Rum Mount Gay
Recenzje rumów

Rum Mount Gay – recenzja wersji Eclipse, Black Barrel, XO oraz 1703

Są recenzje trudniejsze do napisania (jak ostatnia Don Papy) i są te wydawałoby się łatwiejsze, przyjemniejsze, gdzie to rum gra pierwsze skrzypce, a ja mam za zadanie koncertowo tego nie s…partolić 🙂 Gdzie próbujący, obok trunku samego w sobie, może trochę zanurzyć się też w historii, która za danym rumem stoi. Zwłaszcza, gdy mówimy tu o destylarni, która jest formalnie uznawana najdłużej, nieprzerwanie działającą. Tylko, czy trunek nadąża za historią i jest jej godzien? Przekonajmy się. Rum Mount Gay w odsłonach Eclipse, Black Barrel, XO Triple Cask i 1703.

Rum Mount Gay
Rum Mount Gay, fot. własna

Dlaczego Rum Mount Gay? Dlaczego 1703?

Tak, 1703, zakończenie poprzedniego akapitu będzie jednocześnie początkiem kolejnego i datą od której liczymy istnienie destylarni Mount Gay (choć nie od razu się tak nazywała). Data ta została uwidoczniona na dokumencie, który mówi o destylarni (still house) na terenach plantacji Mount Gilboa (wcześniejsza nazwa). Niemniej jednak poszukiwania dalszych odniesień trwają i gdy byłem uczestnikiem Live’u, w którym udział wziął m.in. Raphael Grisoni, dyrektor generalny Mount Gay, to wspominał on, że znaleziono również odniesienie do destylatora na tym terenie z 1654 roku.

Oba fragmenty, a także obszerniejszą wersję historii Mount Gilboa możecie zobaczyć na stronie Matt’a Pietrek tutaj. Również tę niedawną, jak sprzedaż destylarni do Remy Cointreau dopiero w 2014 roku, a oryginalnej plantacji trzciny w 2015 (transakcja z 1989 dotyczyła jedynie marki Mount Gay!).

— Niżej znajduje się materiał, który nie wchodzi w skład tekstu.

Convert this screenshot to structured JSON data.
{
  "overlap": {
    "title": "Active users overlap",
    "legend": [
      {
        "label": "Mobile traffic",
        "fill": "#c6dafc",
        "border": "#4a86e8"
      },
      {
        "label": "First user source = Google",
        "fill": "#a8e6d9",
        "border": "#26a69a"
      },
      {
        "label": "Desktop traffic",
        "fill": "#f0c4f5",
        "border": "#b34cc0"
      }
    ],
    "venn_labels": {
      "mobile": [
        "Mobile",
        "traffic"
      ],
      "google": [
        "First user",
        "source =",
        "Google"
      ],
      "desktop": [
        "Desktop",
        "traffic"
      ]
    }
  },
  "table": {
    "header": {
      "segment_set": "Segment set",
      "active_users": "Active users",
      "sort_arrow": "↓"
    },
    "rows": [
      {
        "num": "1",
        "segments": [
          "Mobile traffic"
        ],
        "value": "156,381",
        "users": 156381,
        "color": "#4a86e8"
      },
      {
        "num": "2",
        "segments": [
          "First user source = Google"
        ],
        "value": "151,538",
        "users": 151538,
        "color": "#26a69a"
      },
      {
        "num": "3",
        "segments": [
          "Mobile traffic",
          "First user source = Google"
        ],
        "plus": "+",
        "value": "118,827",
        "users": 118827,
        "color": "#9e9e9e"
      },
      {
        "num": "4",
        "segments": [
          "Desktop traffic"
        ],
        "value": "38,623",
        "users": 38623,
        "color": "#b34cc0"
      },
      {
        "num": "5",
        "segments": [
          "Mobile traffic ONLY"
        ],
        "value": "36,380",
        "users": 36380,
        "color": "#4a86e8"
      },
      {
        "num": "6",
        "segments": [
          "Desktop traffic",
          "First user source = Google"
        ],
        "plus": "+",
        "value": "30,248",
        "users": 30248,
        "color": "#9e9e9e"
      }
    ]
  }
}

Również znajdziecie tam wyjaśnienie, dlaczego na części rumów, w tym na serii Habitation Velier znajdziecie napis Mount Gilboa, a nie Mount Gay!

Nadmienię jedynie o pochodzeniu i zmianie nazwy. Otóż jednym z właścicieli destylarni był John Sober (genialne nazwisko dla osoby związanej z alko!), a jednym z zarządzajacych na miejscu był Pan John Gay Alleyne. Rodzina Sober z uwagi na zasługi w rozwoju firmy zmieniła więc nazwę z Mount Gilboa na Mount Gay. Jak pisze Matt (tego wątku nie znałem), nie zdecydowano się na nazwę Mount Alleyne, gdyż już taka nazwa na wyspie istniała. Zdecydowano więc na powzięcie nazwy z drugiego imienia pana Alleyne.

Rum Mount Gay – klasyka

Mount Gay produkował/produkuje, jak dla mnie, jedne z najbardziej klasycznych rumów na świecie. Może z wyjątkiem ostatniego skrętu jakim był rum Mount Gay XO Triple Cask, ale o tym za chwilę. Klasyka w postaci fermentacji melasy (fermentacja do 36 godzin) z drożdzy własnych (z minimalnym wykorzystaniem drożdży dzikich przy otwartych kadziach).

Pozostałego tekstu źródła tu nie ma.